Laut HVO wurden in den letzten 24 Stunden wurden insgesamt etwa 146 Erdbeben entlang des Dykes verzeichnet. Die stündliche Anzahl der Erdbeben lag zwischen bei 1–10. Sie verteilten sich weitläufig vom Gipfel bis in den Südwesten. Schaut man sich die Shakemap an, dann erkennt man, dass einige Erdbeben ziemlich weit streuen und dass es auch einige Erschütterungen offshore gibt.

Gestern haben die Neigungsmesser in der Nähe von Sand Hill und Uēkahuna Bluff nur minimale Veränderungen festgestellt, wobei Sand Hill einem deflationären Trend folgt.
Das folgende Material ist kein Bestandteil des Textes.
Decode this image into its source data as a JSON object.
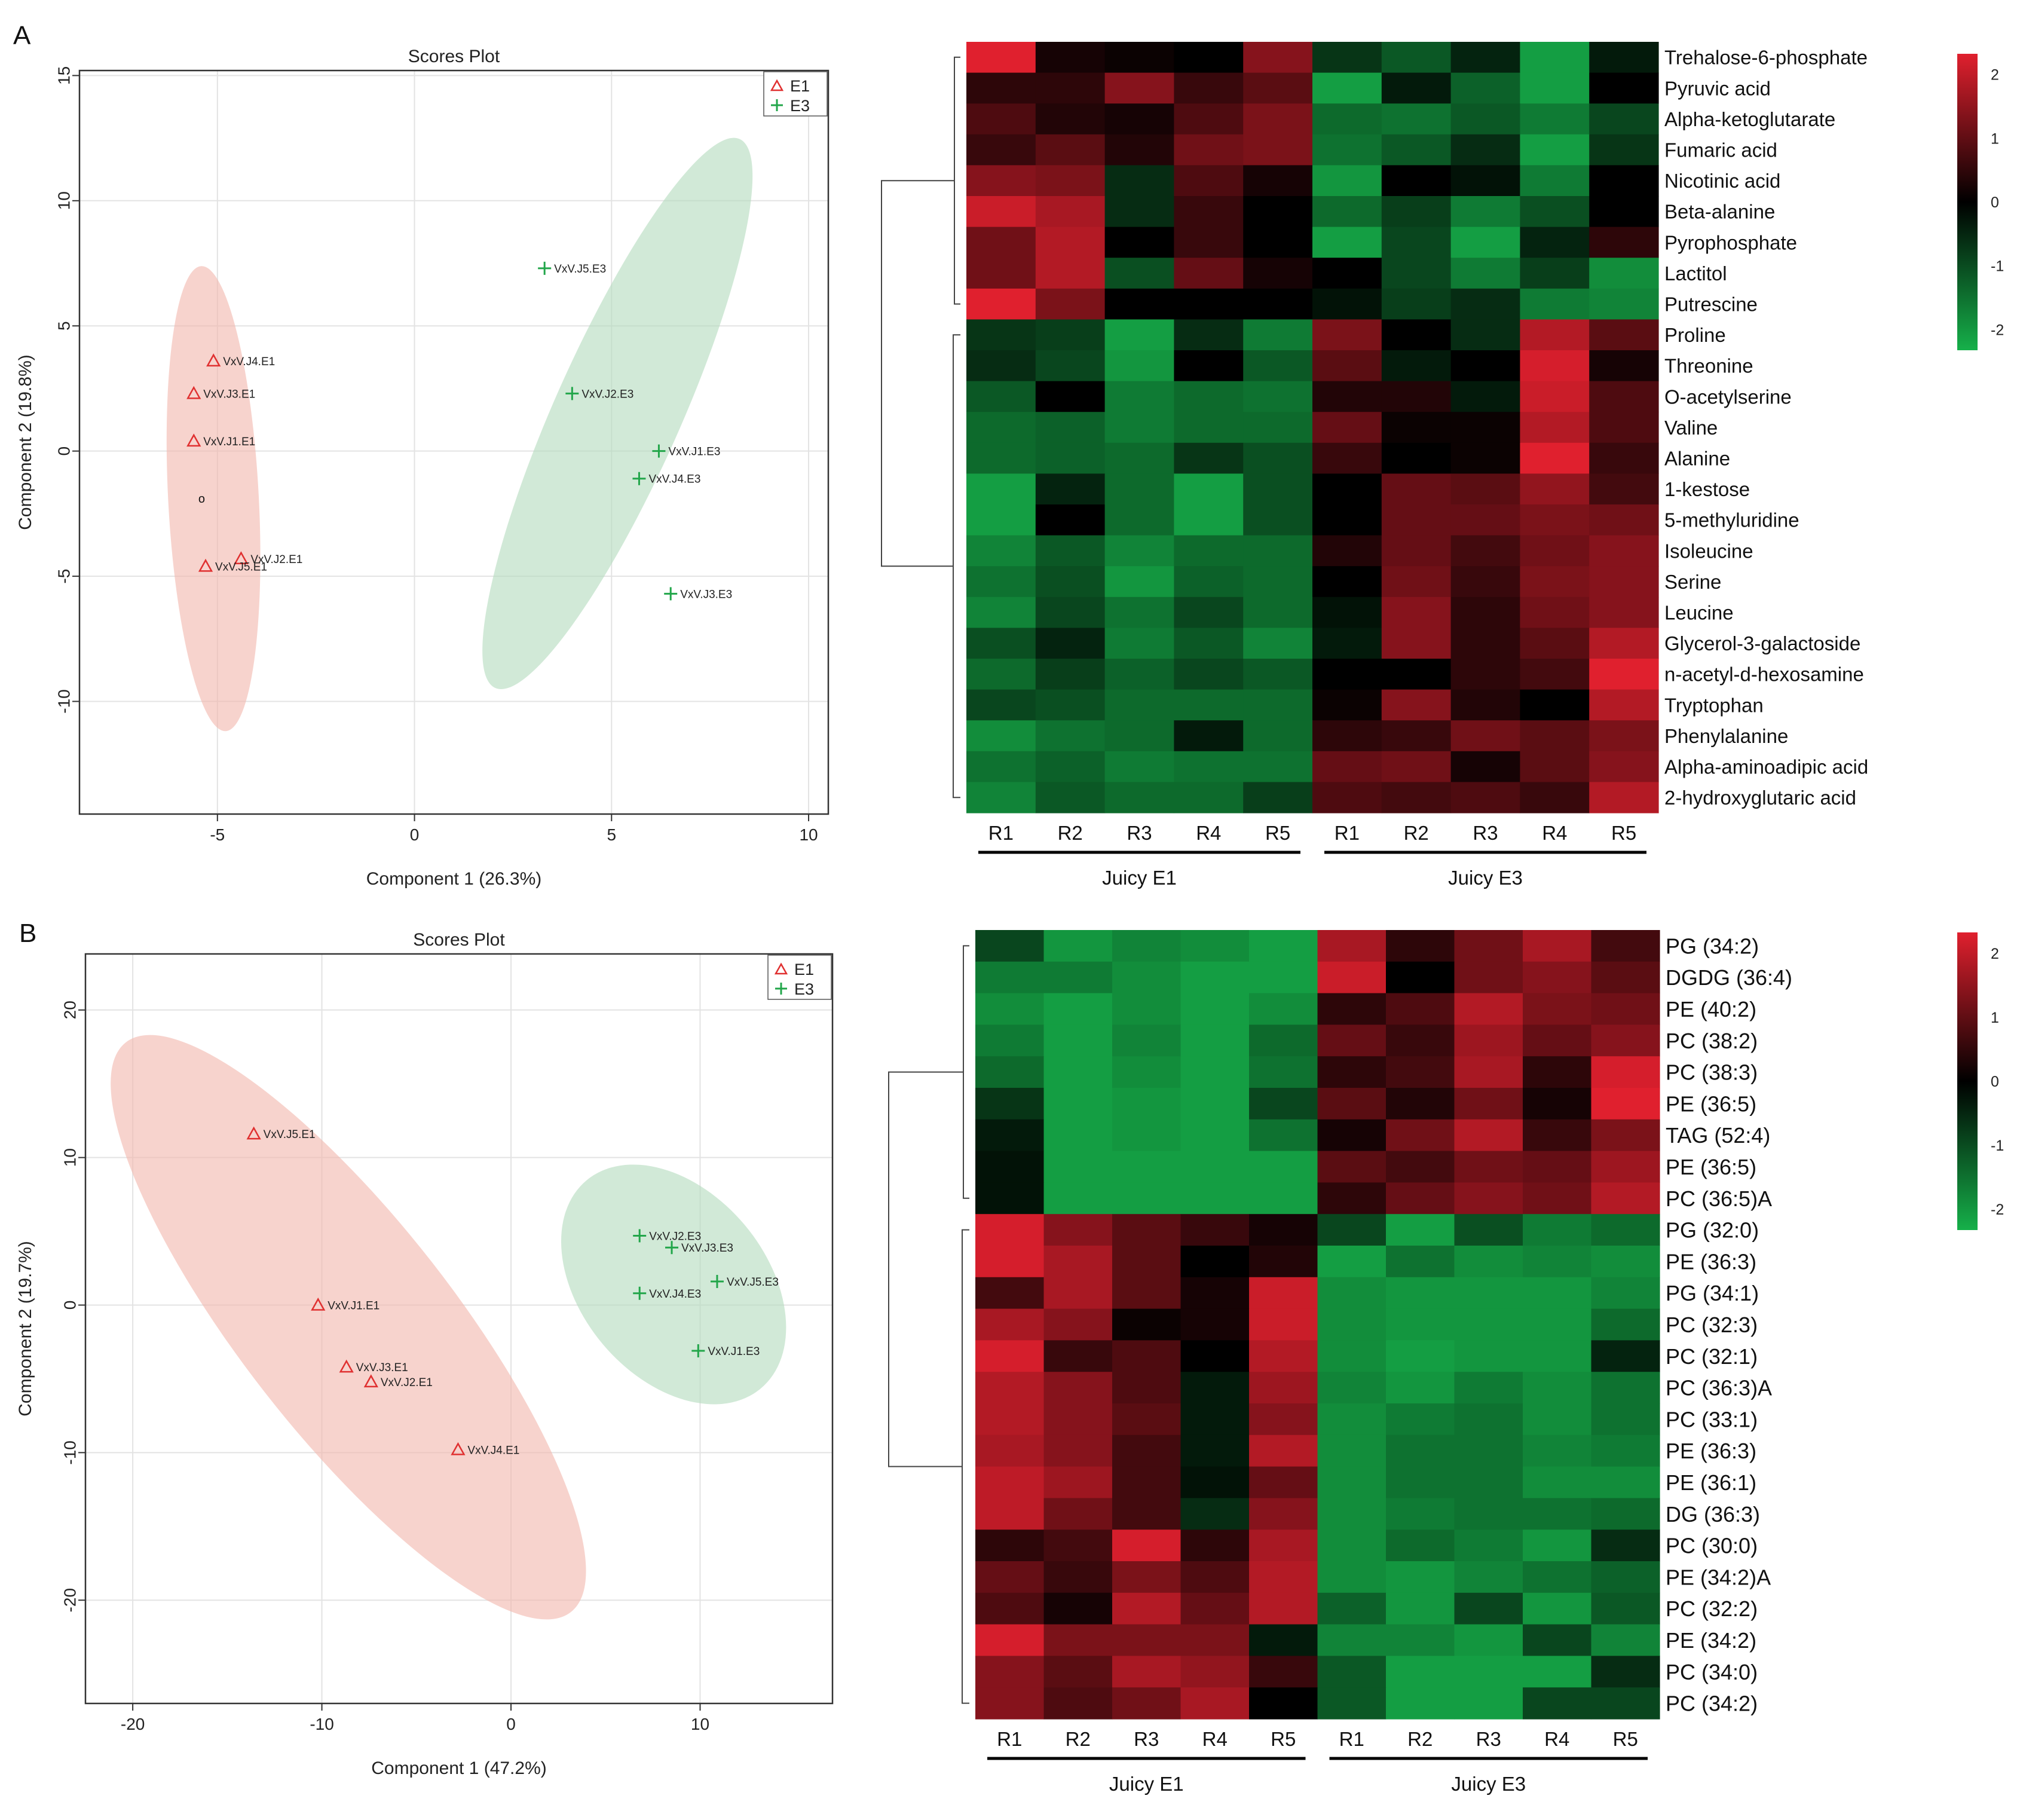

Obwohl die seismische Aktivität und Deformation allgemein abnehmen, bleibt die Möglichkeit erneuter Aktivitätsepisoden bestehen, und ein Ausbruch könnte ohne Vorwarnung auftreten.

Die Alarmstufe des Vulkans Kīlauea und der Farbcode für die Luftfahrt wurden von „Orange“ auf „Gelb“ herabgestuft, bleiben jedoch dynamisch. Das HVO überwacht den Vulkan Kīlauea weiterhin genau und wird die Alarmstufen und Meldungen bei Bedarf neu bewerten.